TERRY ZWIGOFF
Bil’s rating (out of 5): BB
USA, 2006. United Artists, Sony Pictures Classics, Mr. Mudd. Screenplay by Daniel Clowes, based on his comic story. Cinematography by Jamie Anderson. Produced by Lianne Halfon, John Malkovich, Russell Smith. Music by David Kitay. Production Design by Howard Cummings. Costume Design by Betsy Heimann. Film Editing by Robert Hoffman.
Terry Zwigoff returns to the world of conflicted teenagers that he exposed so well in Ghost World but with inferior results. Max Minghella plays an aspiring artist who finds himself among a quirky collection of highly expressive students at the art college he has been dreaming about for years. Unfortunately, Zwigoff only mines the personalities of these characters for the first third of the movie, after which point it descends into a mess of a coming-of-age romance between Minghella and the nude model (Sophia Myles) whose photo drew him to the school in the first place.

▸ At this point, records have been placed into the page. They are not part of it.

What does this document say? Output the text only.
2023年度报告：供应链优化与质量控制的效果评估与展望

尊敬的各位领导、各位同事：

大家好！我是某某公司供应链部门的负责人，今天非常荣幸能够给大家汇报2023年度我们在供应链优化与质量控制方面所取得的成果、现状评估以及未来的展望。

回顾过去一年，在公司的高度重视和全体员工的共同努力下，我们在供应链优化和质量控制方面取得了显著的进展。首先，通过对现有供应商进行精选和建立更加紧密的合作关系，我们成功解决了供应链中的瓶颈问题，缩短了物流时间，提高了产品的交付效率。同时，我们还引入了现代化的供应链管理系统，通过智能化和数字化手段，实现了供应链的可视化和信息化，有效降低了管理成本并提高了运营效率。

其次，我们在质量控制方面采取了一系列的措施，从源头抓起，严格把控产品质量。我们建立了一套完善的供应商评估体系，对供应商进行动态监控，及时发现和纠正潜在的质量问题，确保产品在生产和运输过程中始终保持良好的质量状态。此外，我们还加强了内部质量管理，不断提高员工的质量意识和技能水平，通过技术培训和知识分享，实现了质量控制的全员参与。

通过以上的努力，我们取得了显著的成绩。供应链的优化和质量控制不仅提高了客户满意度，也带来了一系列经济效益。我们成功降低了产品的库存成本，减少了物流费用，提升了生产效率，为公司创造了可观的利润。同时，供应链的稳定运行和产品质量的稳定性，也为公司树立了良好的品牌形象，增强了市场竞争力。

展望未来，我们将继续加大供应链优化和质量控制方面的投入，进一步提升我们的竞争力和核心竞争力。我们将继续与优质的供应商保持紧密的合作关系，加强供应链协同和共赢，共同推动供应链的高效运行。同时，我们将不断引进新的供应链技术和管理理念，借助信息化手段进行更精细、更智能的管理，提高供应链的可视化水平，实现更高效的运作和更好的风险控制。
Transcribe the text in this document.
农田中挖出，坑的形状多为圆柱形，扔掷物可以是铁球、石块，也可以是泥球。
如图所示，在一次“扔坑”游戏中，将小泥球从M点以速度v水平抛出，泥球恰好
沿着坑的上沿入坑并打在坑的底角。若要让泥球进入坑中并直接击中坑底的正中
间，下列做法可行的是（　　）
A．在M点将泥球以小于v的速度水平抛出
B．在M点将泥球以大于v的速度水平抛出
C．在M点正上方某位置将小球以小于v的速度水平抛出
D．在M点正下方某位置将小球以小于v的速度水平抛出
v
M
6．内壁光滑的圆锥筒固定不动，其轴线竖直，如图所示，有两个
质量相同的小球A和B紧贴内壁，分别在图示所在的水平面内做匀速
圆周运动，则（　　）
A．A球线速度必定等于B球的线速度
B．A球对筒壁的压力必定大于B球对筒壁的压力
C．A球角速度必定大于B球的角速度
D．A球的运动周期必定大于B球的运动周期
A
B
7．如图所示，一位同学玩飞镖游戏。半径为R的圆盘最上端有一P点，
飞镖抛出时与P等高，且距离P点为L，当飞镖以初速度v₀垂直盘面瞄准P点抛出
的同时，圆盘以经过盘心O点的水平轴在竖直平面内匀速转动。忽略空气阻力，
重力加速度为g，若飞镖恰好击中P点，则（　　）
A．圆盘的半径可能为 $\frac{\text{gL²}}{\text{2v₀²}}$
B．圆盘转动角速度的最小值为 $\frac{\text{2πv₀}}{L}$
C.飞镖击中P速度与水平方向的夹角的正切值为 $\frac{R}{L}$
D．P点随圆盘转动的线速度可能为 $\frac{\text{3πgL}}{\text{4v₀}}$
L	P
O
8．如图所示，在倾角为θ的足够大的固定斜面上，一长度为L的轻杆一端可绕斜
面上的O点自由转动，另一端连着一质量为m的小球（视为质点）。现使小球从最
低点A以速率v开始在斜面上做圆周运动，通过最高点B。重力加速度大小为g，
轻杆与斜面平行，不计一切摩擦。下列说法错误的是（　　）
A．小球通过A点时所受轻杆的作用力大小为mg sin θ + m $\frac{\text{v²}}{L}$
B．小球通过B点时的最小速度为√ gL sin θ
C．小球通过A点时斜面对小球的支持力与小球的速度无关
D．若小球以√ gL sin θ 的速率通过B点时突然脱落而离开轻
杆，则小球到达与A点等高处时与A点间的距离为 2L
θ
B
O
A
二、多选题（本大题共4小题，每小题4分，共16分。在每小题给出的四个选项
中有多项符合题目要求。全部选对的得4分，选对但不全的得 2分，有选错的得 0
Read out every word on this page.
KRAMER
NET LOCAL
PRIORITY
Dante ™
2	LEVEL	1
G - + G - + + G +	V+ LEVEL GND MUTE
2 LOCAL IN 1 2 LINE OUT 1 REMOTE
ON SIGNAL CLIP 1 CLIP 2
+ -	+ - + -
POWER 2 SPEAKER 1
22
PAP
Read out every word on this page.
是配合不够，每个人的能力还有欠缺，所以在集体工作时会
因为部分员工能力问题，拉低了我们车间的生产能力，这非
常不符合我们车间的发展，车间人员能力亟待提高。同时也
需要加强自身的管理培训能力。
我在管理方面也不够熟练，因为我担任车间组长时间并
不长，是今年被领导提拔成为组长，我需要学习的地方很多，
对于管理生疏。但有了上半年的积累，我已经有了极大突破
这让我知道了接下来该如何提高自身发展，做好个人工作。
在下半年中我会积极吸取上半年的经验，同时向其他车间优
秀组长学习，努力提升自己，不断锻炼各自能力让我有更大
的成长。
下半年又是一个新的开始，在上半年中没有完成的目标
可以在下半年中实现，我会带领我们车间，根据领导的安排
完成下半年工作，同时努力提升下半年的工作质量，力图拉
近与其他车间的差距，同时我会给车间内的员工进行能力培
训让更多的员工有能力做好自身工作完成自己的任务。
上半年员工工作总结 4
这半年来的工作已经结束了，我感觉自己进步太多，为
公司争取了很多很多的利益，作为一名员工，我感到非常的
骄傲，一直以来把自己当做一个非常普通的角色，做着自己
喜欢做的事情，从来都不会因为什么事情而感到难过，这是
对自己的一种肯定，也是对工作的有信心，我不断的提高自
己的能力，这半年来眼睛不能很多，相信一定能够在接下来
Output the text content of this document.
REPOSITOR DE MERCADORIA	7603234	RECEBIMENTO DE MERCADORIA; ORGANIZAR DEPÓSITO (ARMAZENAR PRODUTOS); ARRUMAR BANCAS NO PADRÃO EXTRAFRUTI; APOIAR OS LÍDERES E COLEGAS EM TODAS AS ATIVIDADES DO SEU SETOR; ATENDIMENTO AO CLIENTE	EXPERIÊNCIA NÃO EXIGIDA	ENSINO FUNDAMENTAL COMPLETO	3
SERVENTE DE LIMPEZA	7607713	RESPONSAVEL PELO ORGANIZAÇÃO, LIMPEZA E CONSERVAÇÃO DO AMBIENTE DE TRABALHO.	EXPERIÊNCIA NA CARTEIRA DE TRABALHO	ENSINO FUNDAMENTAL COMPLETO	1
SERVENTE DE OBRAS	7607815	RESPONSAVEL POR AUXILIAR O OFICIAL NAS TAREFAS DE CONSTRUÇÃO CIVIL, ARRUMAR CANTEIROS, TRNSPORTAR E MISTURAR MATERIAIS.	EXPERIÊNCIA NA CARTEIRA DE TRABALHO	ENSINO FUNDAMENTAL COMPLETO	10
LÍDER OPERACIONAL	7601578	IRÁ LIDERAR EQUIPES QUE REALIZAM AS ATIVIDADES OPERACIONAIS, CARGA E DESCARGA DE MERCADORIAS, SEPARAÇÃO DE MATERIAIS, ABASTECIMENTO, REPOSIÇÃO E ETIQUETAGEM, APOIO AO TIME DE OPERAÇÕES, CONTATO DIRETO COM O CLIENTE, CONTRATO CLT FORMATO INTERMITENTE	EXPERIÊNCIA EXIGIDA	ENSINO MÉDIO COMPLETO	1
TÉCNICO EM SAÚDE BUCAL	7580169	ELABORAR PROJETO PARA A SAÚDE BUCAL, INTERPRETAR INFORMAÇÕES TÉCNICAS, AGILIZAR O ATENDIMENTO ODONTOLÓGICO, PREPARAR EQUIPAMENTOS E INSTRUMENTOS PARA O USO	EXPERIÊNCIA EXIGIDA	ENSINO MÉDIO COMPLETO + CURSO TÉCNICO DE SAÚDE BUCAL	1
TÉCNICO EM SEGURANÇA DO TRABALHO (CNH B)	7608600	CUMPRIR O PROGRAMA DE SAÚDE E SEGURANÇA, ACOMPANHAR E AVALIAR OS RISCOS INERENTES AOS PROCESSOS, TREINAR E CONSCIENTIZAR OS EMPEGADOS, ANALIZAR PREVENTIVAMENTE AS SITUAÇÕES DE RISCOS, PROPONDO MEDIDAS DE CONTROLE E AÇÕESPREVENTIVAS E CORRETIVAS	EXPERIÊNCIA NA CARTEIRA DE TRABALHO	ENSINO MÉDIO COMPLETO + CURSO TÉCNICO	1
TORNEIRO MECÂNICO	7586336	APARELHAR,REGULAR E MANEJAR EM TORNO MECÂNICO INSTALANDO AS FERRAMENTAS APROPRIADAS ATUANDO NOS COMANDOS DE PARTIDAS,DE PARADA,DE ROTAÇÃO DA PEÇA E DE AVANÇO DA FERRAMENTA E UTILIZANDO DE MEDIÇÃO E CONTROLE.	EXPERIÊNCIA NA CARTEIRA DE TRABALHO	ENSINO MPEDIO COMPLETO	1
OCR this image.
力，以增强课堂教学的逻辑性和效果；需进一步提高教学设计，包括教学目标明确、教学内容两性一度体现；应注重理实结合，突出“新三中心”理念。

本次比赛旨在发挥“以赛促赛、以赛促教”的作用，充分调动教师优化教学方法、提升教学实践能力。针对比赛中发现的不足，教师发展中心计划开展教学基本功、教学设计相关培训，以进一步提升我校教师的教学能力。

John Malkovich is fun as our protagonist’s exacting mentor, while Jim Broadbent does a terrific job of playing a starving artist whose devotion to his passion has driven him to insanity. Anjelica Huston has an underused cameo as an art history professor, and she’s marvelous, but Daniel Clowes’s script includes an unnecessary subplot about a serial killer and then ends, as Ghost World does, with the use of Found Art as supplemented expression, but without the emotional resonance that made that film so good.